Wir sprachen mit Dr. Tom Bieling über die Rolle von Design bei unserer Definition von Normalität und wie es möglich ist, verantwortungsbewusster zu gestalten.
Dr. Tom Bieling forscht und unterrichtet am London College of Communication der University of the Arts London und am Zentrum für Designforschung an der Hochschule für angewandte Wissenschaften in Hamburg und beschäftigt sich dort unter anderem mit der sozialen und politischen Dimension von Design. Er ist Autor der Bücher »Inklusion als Entwurf« (2019, einen Textauszug gibt es unter www.page-online.de/design_inklusionTB), »Design (&) Activism« (2019) und »Gender (&) Design« (2018).
Der Fokus auf westliche Designgeschichte in der Designausbildung wird zunehmend kritisiert. Wie reagieren Hochschulen darauf?
Tom Bieling: Historisch betrachtet ist die Auseinandersetzung mit Design vor allem eine aus der Perspektive des »Westens«. Narrative und Deutungsweisen – etwa dahingehend, was als innovativ, problematisch, funktional, gut, schlecht, schön oder hässlich gilt – wurden und werden insbesondere in den dort institutionalisierten Dokumentations- und Diskurskanälen wie Museen, Hochschulen oder Publikationen formuliert, thematisiert und konserviert. Es ist nicht so, dass andere Perspektiven und Historien dabei überhaupt nicht in den Blick genommen werden. Dabei bleibt der Blick selbst jedoch viel zu oft ein eurozentrischer beziehungsweise westlich zentrierter. Ein in sich normativer Blick auf das »Andere« vom Eigenen (und) Maßgeblichen auf das »Exotische«, eine Betrachtung ausgehend vom »Zentrum« auf die »Peripherie«.

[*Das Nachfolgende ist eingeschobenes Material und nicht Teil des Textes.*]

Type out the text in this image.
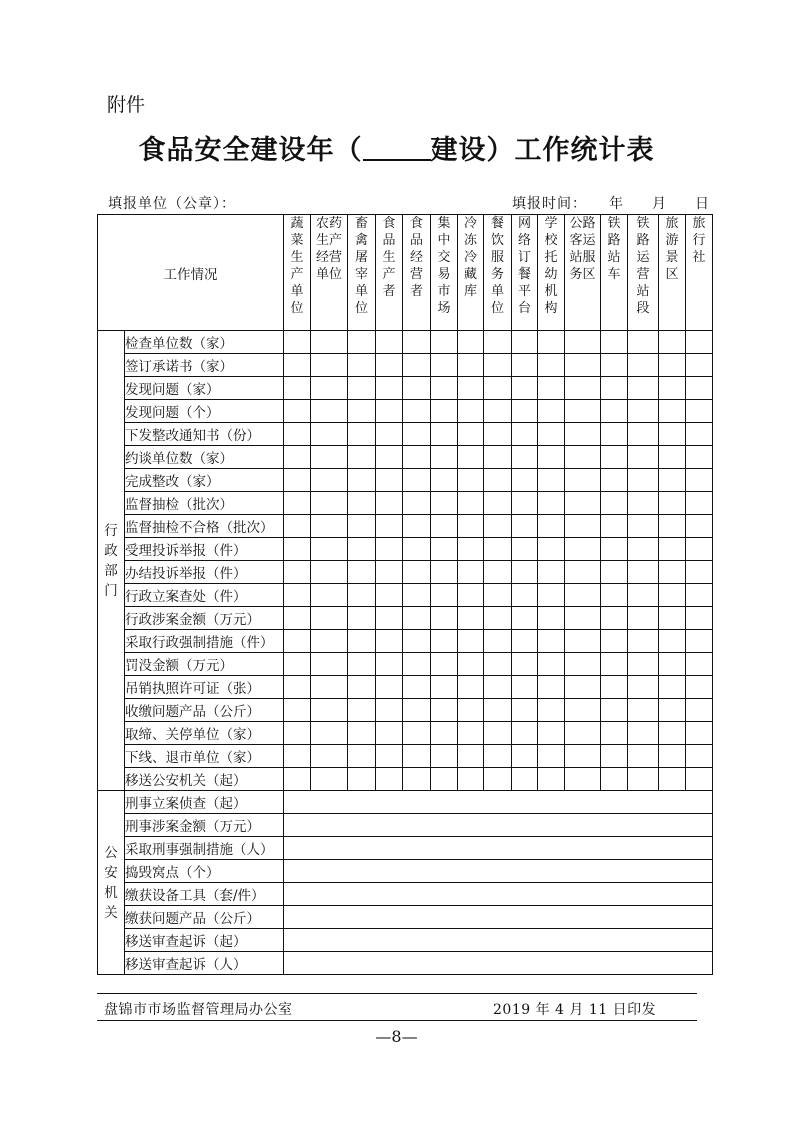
附件
食品安全建设年（	建设）工作统计表
填报单位（公章）：	填报时间： 年 月 日
工作情况		蔬菜生产单位	农药生产经营单位	畜禽屠宰单位	食品生产者	食品经营者	集中交易市场	冷冻冷藏库	餐饮服务单位	网络订餐平台	学校托幼机构	公路客运站服务区	铁路站车	铁路运营站段	旅游景区	旅行社
行政部门	检查单位数（家）															
	签订承诺书（家）															
	发现问题（家）															
	发现问题（个）															
	下发整改通知书（份）															
	约谈单位数（家）															
	完成整改（家）															
	监督抽检（批次）															
	监督抽检不合格（批次）															
	受理投诉举报（件）															
	办结投诉举报（件）															
	行政立案查处（件）															
	行政涉案金额（万元）															
	采取行政强制措施（件）															
	罚没金额（万元）															
	吊销执照许可证（张）															
	收缴问题产品（公斤）															
	取缔、关停单位（家）															
	下线、退市单位（家）															
	移送公安机关（起）															
公安机关	刑事立案侦查（起）															
	刑事涉案金额（万元）															
	采取刑事强制措施（人）															
	捣毁窝点（个）															
	缴获设备工具（套/件）															
	缴获问题产品（公斤）															
	移送审查起诉（起）															
	移送审查起诉（人）															
盘锦市市场监督管理局办公室	2019 年 4 月 11 日印发
—8—
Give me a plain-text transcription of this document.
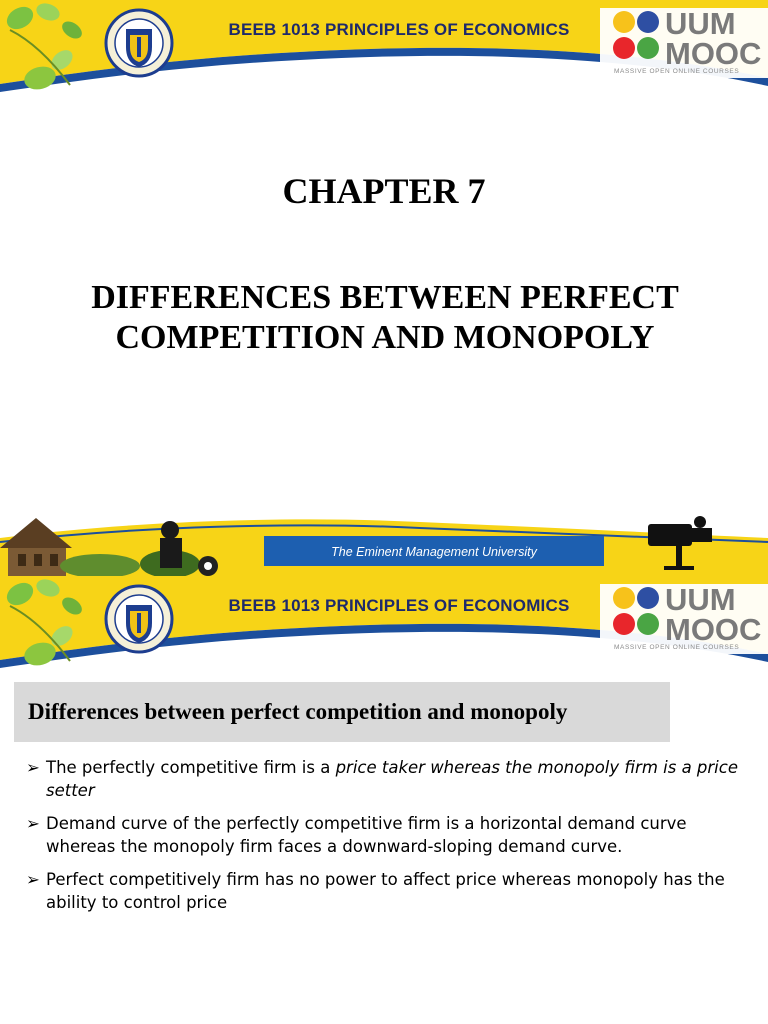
BEEB 1013 PRINCIPLES OF ECONOMICS	UUM
MOOC
MASSIVE OPEN ONLINE COURSES
CHAPTER 7
DIFFERENCES BETWEEN PERFECT
COMPETITION AND MONOPOLY
The Eminent Management University
BEEB 1013 PRINCIPLES OF ECONOMICS	UUM
MOOC
MASSIVE OPEN ONLINE COURSES
Differences between perfect competition and monopoly
➢ The perfectly competitive firm is a price taker whereas the monopoly firm is a price setter
➢ Demand curve of the perfectly competitive firm is a horizontal demand curve whereas the monopoly firm faces a downward-sloping demand curve.
➢ Perfect competitively firm has no power to affect price whereas monopoly has the ability to control price
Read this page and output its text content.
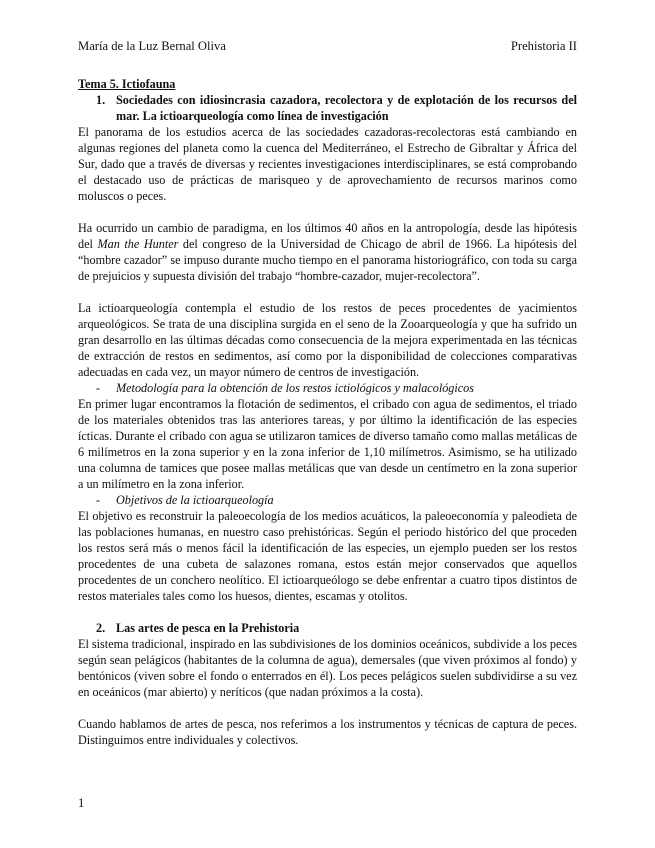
María de la Luz Bernal Oliva	Prehistoria II

Tema 5. Ictiofauna

1. Sociedades con idiosincrasia cazadora, recolectora y de explotación de los recursos del mar. La ictioarqueología como línea de investigación

El panorama de los estudios acerca de las sociedades cazadoras-recolectoras está cambiando en algunas regiones del planeta como la cuenca del Mediterráneo, el Estrecho de Gibraltar y África del Sur, dado que a través de diversas y recientes investigaciones interdisciplinares, se está comprobando el destacado uso de prácticas de marisqueo y de aprovechamiento de recursos marinos como moluscos o peces.

Ha ocurrido un cambio de paradigma, en los últimos 40 años en la antropología, desde las hipótesis del Man the Hunter del congreso de la Universidad de Chicago de abril de 1966. La hipótesis del “hombre cazador” se impuso durante mucho tiempo en el panorama historiográfico, con toda su carga de prejuicios y supuesta división del trabajo “hombre-cazador, mujer-recolectora”.

La ictioarqueología contempla el estudio de los restos de peces procedentes de yacimientos arqueológicos. Se trata de una disciplina surgida en el seno de la Zooarqueología y que ha sufrido un gran desarrollo en las últimas décadas como consecuencia de la mejora experimentada en las técnicas de extracción de restos en sedimentos, así como por la disponibilidad de colecciones comparativas adecuadas en cada vez, un mayor número de centros de investigación.

-	Metodología para la obtención de los restos ictiológicos y malacológicos

En primer lugar encontramos la flotación de sedimentos, el cribado con agua de sedimentos, el triado de los materiales obtenidos tras las anteriores tareas, y por último la identificación de las especies ícticas. Durante el cribado con agua se utilizaron tamices de diverso tamaño como mallas metálicas de 6 milímetros en la zona superior y en la zona inferior de 1,10 milímetros. Asimismo, se ha utilizado una columna de tamices que posee mallas metálicas que van desde un centímetro en la zona superior a un milímetro en la zona inferior.

-	Objetivos de la ictioarqueología

El objetivo es reconstruir la paleoecología de los medios acuáticos, la paleoeconomía y paleodieta de las poblaciones humanas, en nuestro caso prehistóricas. Según el periodo histórico del que proceden los restos será más o menos fácil la identificación de las especies, un ejemplo pueden ser los restos procedentes de una cubeta de salazones romana, estos están mejor conservados que aquellos procedentes de un conchero neolítico. El ictioarqueólogo se debe enfrentar a cuatro tipos distintos de restos materiales tales como los huesos, dientes, escamas y otolitos.

2. Las artes de pesca en la Prehistoria

El sistema tradicional, inspirado en las subdivisiones de los dominios oceánicos, subdivide a los peces según sean pelágicos (habitantes de la columna de agua), demersales (que viven próximos al fondo) y bentónicos (viven sobre el fondo o enterrados en él). Los peces pelágicos suelen subdividirse a su vez en oceánicos (mar abierto) y neríticos (que nadan próximos a la costa).

Cuando hablamos de artes de pesca, nos referimos a los instrumentos y técnicas de captura de peces. Distinguimos entre individuales y colectivos.

1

Was die Institutionen betrifft, so beginnen sie gerade vermehrt, auch solche Positionen und Menschen einzubeziehen, die bisher von den Kernnarrativen des Designs ausgeschlossen wurden. Das ist begrüßenswert, birgt aber zugleich die Gefahr, dass hier erneut versucht wird, das »Zentrum« zu fixieren. Geht man jedoch vom Begriff des Pluriversums aus, gibt es kein Zentrum, sondern viele Zentren, in denen viele Realitäten nebeneinander existieren können.